The 1933 Act has two basic objectives:

  • require that investors receive significant (or “material”) information concerning securities being offered for public sale; and
  • prohibit deceit, misrepresentations, and other fraud in the sale of securities.

Underlying the 1933 Act is the idea that a company (i.e., an “issuer”) offering securities should provide potential investors with sufficient information about the issuer to make an informed decision. Congress intended the law to empower investors, and not the government, to make informed investment decisions.  To assist with its objectives of informing potential investors and fair dealing in the market place, the 1933 Act requires issuers to disclose significant information about themselves.  Disclosure also has the added benefit of discouraging bad behavior.  Supreme Court Justice Louis Brandeis coined the phrase “sunlight is the best disinfectant,” which also is part of the philosophy underlying the 1933 Act. 

Disclosure of relevant information is accomplished through the registration of securities with the Securities and Exchange Commission (“SEC” or the “Commission”). The SEC is the principle federal agency responsible for oversight of the securities market and enforcement of the federal securities laws. The SEC was created pursuant to the Securities Exchange Act of 1934, discussed below.

The Registration Process

In general, securities sold to the public in the U.S. must be registered by filing a registration statement with the SEC. The prospectus, which is the document through which a company’s securities are marketed to a potential investor, is generally filed in conjunction with the registration statement.  The SEC prescribes the relevant forms on which a company’s securities must be registered. In general, registration forms call for:

  • a description of the company's properties and business;
  • a description of the security to be offered for sale;
  • information about the management of the company; and
  • financial statements certified by independent accountants.

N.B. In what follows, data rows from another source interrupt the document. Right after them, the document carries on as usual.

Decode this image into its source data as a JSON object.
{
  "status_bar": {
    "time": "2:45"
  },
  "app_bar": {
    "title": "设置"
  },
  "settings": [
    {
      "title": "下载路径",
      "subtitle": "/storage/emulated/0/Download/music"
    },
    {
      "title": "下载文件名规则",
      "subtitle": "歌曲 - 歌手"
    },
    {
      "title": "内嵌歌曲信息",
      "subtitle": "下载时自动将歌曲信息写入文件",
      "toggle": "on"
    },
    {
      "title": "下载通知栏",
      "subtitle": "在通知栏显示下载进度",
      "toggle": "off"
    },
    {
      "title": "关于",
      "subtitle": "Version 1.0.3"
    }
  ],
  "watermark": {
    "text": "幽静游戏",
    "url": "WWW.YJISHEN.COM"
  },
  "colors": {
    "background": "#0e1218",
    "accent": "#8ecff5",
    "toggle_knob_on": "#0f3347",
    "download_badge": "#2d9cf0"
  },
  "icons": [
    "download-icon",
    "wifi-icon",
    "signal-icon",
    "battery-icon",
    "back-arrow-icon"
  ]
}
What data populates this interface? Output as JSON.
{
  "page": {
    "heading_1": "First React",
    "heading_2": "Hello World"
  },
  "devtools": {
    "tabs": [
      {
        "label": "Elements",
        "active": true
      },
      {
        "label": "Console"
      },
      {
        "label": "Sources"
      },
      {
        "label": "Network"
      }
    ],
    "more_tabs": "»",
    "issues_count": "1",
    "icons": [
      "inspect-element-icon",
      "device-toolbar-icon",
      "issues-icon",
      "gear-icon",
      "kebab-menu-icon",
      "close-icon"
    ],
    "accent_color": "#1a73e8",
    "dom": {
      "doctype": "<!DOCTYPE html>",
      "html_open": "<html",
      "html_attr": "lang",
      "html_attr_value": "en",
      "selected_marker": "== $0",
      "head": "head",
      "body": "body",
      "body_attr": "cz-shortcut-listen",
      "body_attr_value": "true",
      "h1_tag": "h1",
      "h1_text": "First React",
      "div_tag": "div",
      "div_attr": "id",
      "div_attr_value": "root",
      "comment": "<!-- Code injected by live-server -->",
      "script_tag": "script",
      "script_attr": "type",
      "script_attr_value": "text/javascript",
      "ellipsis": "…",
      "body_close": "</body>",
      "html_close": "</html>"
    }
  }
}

Registration statements and prospectuses become public shortly after filing with the SEC. If filed by U.S. domestic companies, the statements are available from the SEC’s website at http://www.sec.gov.  Registration statements are subject to SEC examination for compliance with disclosure requirements. It is illegal for an issuer to lie or to omit material facts from a registration statement or prospectus.

Not all offerings of securities must be registered with the SEC. Some exemptions from the registration requirements include:

  • private offerings to a limited number of persons or institutions;
  • offerings of limited size;
  • intrastate offerings; and
  • securities of municipal, state, and federal governments.

Regardless of whether securities must be registered, the 1933 Act makes it illegal to commit fraud in conjunction with the sale of securities.  A defrauded investor can sue for recovery under the 1933 Act.